High-throughput Assay Development for Glycosyl Hydrolases Based on Nanostructure Initiator Mass Spectrometry (NIMS)

Cost effective conversion of biomass into sugars for biofuel production requires high-performance low-cost enzyme cocktails that are active under demanding process conditions.  Development of the requisite enzymes requires large-scale determination of both enzyme kinetics and specificity both for enzyme selection and to identify rate and yield limiting reactions that can be improved through synergistic complementation in enzyme cocktails.

 In this talk, I am going to describe our first and second generation of high throughput screening (HTS) platforms for glycosyl hydrolysases (GHs) activities determination using model substrates and bioconjugate chemistry, respectively.  Acoustic printing and nanostructure-initiator mass spectrometry are the key approaches to increase the throughput.  The critical role of synthetic organic chemistry in these assay development will be highlighted.

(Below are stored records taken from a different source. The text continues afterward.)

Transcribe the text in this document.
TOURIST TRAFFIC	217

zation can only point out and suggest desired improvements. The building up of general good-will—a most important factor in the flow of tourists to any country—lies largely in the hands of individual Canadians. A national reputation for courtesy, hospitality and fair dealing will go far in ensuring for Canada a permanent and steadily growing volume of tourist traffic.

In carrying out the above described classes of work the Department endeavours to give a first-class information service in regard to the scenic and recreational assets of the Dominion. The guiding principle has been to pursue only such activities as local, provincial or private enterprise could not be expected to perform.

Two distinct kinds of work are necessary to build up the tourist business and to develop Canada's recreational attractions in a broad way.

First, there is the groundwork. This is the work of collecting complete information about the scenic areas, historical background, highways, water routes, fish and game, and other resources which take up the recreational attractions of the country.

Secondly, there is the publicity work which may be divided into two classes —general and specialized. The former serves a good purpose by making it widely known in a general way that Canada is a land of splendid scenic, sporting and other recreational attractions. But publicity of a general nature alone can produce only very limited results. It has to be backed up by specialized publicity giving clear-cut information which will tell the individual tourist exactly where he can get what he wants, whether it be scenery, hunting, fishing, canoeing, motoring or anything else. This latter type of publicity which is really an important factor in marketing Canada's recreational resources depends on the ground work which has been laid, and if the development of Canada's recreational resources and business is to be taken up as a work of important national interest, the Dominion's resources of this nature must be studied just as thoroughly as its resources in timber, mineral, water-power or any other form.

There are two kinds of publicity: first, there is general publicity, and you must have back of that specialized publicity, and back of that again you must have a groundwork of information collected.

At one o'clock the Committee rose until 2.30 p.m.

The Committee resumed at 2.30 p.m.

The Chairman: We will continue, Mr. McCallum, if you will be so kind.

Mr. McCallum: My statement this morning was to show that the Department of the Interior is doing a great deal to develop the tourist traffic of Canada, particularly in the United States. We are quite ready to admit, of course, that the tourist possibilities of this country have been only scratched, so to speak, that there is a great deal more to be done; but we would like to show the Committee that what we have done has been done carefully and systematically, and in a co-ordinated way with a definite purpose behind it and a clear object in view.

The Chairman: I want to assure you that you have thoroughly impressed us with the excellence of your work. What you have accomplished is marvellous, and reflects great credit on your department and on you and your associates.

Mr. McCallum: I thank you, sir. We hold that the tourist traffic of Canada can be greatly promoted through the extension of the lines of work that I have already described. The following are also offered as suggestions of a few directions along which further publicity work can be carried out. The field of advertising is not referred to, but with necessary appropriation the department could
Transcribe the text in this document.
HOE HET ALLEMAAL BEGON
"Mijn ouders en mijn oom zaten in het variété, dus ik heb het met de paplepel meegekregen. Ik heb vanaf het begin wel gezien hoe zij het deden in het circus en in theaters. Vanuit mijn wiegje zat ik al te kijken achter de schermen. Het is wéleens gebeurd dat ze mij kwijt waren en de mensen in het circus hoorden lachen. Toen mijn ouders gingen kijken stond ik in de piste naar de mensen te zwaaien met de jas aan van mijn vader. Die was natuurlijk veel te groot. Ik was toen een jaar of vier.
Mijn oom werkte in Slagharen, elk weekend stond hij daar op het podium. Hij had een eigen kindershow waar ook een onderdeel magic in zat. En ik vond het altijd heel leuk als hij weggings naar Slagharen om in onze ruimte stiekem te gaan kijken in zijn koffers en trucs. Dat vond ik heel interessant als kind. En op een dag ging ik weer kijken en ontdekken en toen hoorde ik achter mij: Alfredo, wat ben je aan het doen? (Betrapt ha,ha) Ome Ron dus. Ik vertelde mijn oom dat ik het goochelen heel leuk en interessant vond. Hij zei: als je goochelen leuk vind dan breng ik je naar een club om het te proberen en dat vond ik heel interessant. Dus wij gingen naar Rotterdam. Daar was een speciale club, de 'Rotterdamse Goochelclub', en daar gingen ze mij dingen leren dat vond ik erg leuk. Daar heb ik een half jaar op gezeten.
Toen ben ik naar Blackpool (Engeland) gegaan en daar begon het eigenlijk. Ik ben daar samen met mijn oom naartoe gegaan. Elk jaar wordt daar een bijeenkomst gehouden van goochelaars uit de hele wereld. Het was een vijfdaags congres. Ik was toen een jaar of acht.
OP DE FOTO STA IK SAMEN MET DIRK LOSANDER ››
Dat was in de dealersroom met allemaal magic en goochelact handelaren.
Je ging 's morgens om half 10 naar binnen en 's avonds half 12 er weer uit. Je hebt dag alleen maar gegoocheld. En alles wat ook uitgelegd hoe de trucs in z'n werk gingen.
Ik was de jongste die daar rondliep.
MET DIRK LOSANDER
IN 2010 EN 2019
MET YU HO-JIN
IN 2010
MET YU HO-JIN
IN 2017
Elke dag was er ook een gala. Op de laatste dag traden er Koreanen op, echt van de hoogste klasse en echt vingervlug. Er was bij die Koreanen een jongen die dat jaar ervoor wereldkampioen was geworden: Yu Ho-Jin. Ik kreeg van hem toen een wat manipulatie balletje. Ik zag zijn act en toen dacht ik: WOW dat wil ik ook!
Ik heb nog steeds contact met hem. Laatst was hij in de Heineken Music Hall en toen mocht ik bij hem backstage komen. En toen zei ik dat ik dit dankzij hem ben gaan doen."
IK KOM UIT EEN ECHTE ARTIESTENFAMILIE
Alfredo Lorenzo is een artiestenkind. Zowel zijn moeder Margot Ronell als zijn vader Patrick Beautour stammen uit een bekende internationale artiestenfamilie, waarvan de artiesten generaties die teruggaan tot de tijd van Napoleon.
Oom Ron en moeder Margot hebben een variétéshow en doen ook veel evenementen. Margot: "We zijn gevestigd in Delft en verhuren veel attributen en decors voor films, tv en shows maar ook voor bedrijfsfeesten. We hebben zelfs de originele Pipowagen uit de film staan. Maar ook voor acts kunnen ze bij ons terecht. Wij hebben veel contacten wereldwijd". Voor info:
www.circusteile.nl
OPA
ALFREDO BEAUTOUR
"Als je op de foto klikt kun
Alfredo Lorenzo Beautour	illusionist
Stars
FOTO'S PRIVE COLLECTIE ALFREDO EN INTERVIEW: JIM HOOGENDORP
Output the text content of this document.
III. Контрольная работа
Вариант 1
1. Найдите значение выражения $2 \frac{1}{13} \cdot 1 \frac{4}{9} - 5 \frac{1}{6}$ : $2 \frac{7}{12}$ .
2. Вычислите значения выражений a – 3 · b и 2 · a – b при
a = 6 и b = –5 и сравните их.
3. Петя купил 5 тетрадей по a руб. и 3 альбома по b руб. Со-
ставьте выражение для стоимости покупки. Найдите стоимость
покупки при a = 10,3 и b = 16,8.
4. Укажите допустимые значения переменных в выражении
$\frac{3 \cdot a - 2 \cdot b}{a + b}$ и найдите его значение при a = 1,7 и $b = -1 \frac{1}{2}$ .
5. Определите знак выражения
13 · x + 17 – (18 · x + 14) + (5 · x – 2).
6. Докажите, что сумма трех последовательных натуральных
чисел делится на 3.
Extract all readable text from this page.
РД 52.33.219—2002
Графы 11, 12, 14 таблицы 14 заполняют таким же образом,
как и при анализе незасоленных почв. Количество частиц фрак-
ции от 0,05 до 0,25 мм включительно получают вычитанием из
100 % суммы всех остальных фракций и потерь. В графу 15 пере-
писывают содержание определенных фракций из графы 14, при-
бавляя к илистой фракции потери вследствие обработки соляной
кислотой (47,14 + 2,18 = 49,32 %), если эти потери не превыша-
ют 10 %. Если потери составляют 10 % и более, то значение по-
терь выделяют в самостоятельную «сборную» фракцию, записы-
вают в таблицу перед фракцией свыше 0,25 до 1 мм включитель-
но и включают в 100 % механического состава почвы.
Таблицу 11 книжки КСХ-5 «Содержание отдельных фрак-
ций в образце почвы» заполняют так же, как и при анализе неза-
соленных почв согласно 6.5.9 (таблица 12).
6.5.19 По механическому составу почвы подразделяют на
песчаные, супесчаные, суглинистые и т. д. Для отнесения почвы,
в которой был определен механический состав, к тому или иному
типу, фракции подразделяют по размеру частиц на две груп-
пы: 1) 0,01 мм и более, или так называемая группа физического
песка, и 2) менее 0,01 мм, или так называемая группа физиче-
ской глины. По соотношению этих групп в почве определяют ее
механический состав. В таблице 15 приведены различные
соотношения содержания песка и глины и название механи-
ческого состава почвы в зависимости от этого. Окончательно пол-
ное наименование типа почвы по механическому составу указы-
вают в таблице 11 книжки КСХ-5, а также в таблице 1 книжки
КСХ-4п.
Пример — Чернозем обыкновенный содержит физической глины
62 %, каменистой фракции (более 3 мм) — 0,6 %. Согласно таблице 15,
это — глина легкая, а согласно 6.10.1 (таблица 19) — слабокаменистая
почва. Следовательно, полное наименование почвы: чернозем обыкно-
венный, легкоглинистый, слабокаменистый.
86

 The first generation high throughput NIMS (model substrates approach) is used to study the activities a GH1 library of 175 enzymes that captured maximal diversity within this protein family. In total, over 10,000 data points were generated to reveal a large functional diversity within this enzyme group. Several enzymes suitable for a targeted industrial application have been identified from this screening effort.

The second generation high throughput method can utilize a variety of substrates (including solid biomass) since a unique chemical probe was designed and synthesized and the concentration of glycan products can be quantified after enzymatic hydrolysis reactions. The sugar analysis is based on the oxime formation between the chemical probe and aldehyde (reducing ends of glycans) groups and quantitation versus ¹³C-labeled internal standards.